Florida artist Stephen Bach discovered that a seemingly routine part of his painting proved challenging: the depiction of small, twinkling stars in the night sky. After some experimentation, Bach figured out how to portray them convincingly.
“I was painting the train station in Winter Park,” Bach recalls. “I was painting it for the poster of the town’s Paint Out event, and I knew they were going to need a lot of space for type. But there was so much space! I left a vacant area, but I realized it couldn’t be totally vacant. So I put in the stars. I started out dabbing little points of light, and that didn’t work. I was asking myself, ‘Why is this not looking good?’ I realized how soft you have to make them.”

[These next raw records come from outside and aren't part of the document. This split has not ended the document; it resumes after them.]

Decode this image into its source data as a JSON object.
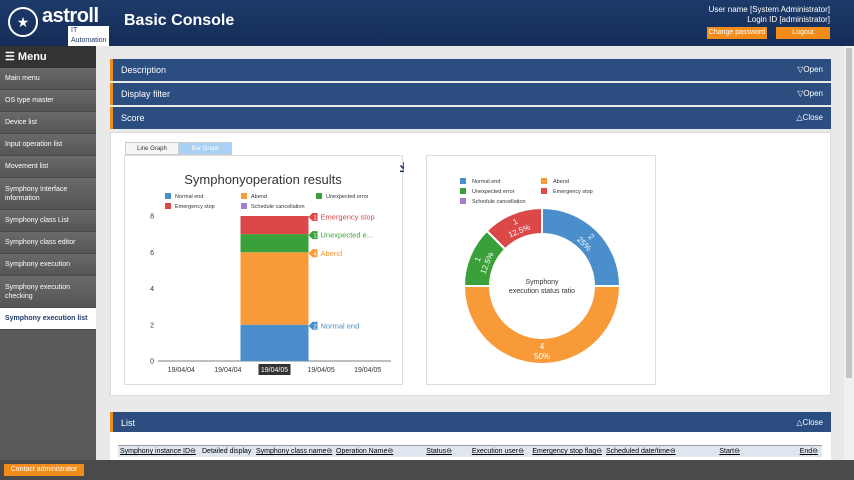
{
  "header": {
    "logo_name": "astroll",
    "logo_sub": "IT Automation",
    "title": "Basic Console",
    "user_name": "User name [System Administrator]",
    "login_id": "Login ID [administrator]",
    "change_password": "Change password",
    "logout": "Logout"
  },
  "sidebar": {
    "menu_label": "☰ Menu",
    "items": [
      {
        "label": "Main menu"
      },
      {
        "label": "OS type master"
      },
      {
        "label": "Device list"
      },
      {
        "label": "Input operation list"
      },
      {
        "label": "Movement list"
      },
      {
        "label": "Symphony Interface information"
      },
      {
        "label": "Symphony class List"
      },
      {
        "label": "Symphony class editor"
      },
      {
        "label": "Symphony execution"
      },
      {
        "label": "Symphony execution checking"
      },
      {
        "label": "Symphony execution list"
      }
    ]
  },
  "sections": {
    "description": {
      "label": "Description",
      "toggle": "▽Open"
    },
    "display_filter": {
      "label": "Display filter",
      "toggle": "▽Open"
    },
    "score": {
      "label": "Score",
      "toggle": "△Close"
    },
    "list": {
      "label": "List",
      "toggle": "△Close"
    }
  },
  "tabs": {
    "line": "Line Graph",
    "bar": "Bar Graph"
  },
  "chart_data": [
    {
      "type": "bar",
      "title": "Symphonyoperation results",
      "categories": [
        "19/04/04",
        "19/04/04",
        "19/04/05",
        "19/04/05",
        "19/04/05"
      ],
      "highlighted_category": "19/04/05",
      "ylim": [
        0,
        8
      ],
      "yticks": [
        0,
        2,
        4,
        6,
        8
      ],
      "legend": [
        {
          "name": "Normal end",
          "color": "#4a8fcb"
        },
        {
          "name": "Abend",
          "color": "#f99a38"
        },
        {
          "name": "Unexpected error",
          "color": "#3aa13a"
        },
        {
          "name": "Emergency stop",
          "color": "#dc4848"
        },
        {
          "name": "Schedule cancellation",
          "color": "#a57ccf"
        }
      ],
      "series": [
        {
          "name": "Normal end",
          "values": [
            0,
            0,
            2,
            0,
            0
          ],
          "color": "#4a8fcb"
        },
        {
          "name": "Abend",
          "values": [
            0,
            0,
            4,
            0,
            0
          ],
          "color": "#f99a38"
        },
        {
          "name": "Unexpected error",
          "values": [
            0,
            0,
            1,
            0,
            0
          ],
          "color": "#3aa13a"
        },
        {
          "name": "Emergency stop",
          "values": [
            0,
            0,
            1,
            0,
            0
          ],
          "color": "#dc4848"
        }
      ],
      "annotations": [
        {
          "count": "1",
          "text": "Emergency stop",
          "color": "#dc4848"
        },
        {
          "count": "1",
          "text": "Unexpected e...",
          "color": "#3aa13a"
        },
        {
          "count": "4",
          "text": "Abend",
          "color": "#f99a38"
        },
        {
          "count": "2",
          "text": "Normal end",
          "color": "#4a8fcb"
        }
      ]
    },
    {
      "type": "pie",
      "center_label_1": "Symphony",
      "center_label_2": "execution status ratio",
      "legend": [
        {
          "name": "Normal end",
          "color": "#4a8fcb"
        },
        {
          "name": "Abend",
          "color": "#f99a38"
        },
        {
          "name": "Unexpected error",
          "color": "#3aa13a"
        },
        {
          "name": "Emergency stop",
          "color": "#dc4848"
        },
        {
          "name": "Schedule cancellation",
          "color": "#a57ccf"
        }
      ],
      "slices": [
        {
          "name": "Normal end",
          "value": 2,
          "percent": "25%",
          "color": "#4a8fcb"
        },
        {
          "name": "Abend",
          "value": 4,
          "percent": "50%",
          "color": "#f99a38"
        },
        {
          "name": "Unexpected error",
          "value": 1,
          "percent": "12.5%",
          "color": "#3aa13a"
        },
        {
          "name": "Emergency stop",
          "value": 1,
          "percent": "12.5%",
          "color": "#dc4848"
        }
      ]
    }
  ],
  "table": {
    "columns": [
      "Symphony instance ID⊖",
      "Detailed display",
      "Symphony class name⊖",
      "Operation Name⊖",
      "Status⊖",
      "Execution user⊖",
      "Emergency stop flag⊖",
      "Scheduled date/time⊖",
      "Start⊖",
      "End⊖"
    ]
  },
  "footer": {
    "contact": "Contact administrator"
  }
}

Bach’s night-painting setup
Even with knowledge of the problem, Bach was not off the hook. “I painted the sky back in at least twice trying to get the stars right,” he says. “It was the hardest part of the painting. I painted the stars in on top of the graduated sky, but they looked too abrupt and disconnected from the distance I was trying to portray. After they dried, I put a semi-transparent layer on top of it throughout the sky, leaving a bit of a ghost about the stars. Then lightly highlighted one or two of them. It’s hard to get them that right degree of softness to suggest seeing them through so much atmosphere.”
Bach says, “Sometimes the easiest things are the things that trip me up. You either hit it right the first time or you don’t.”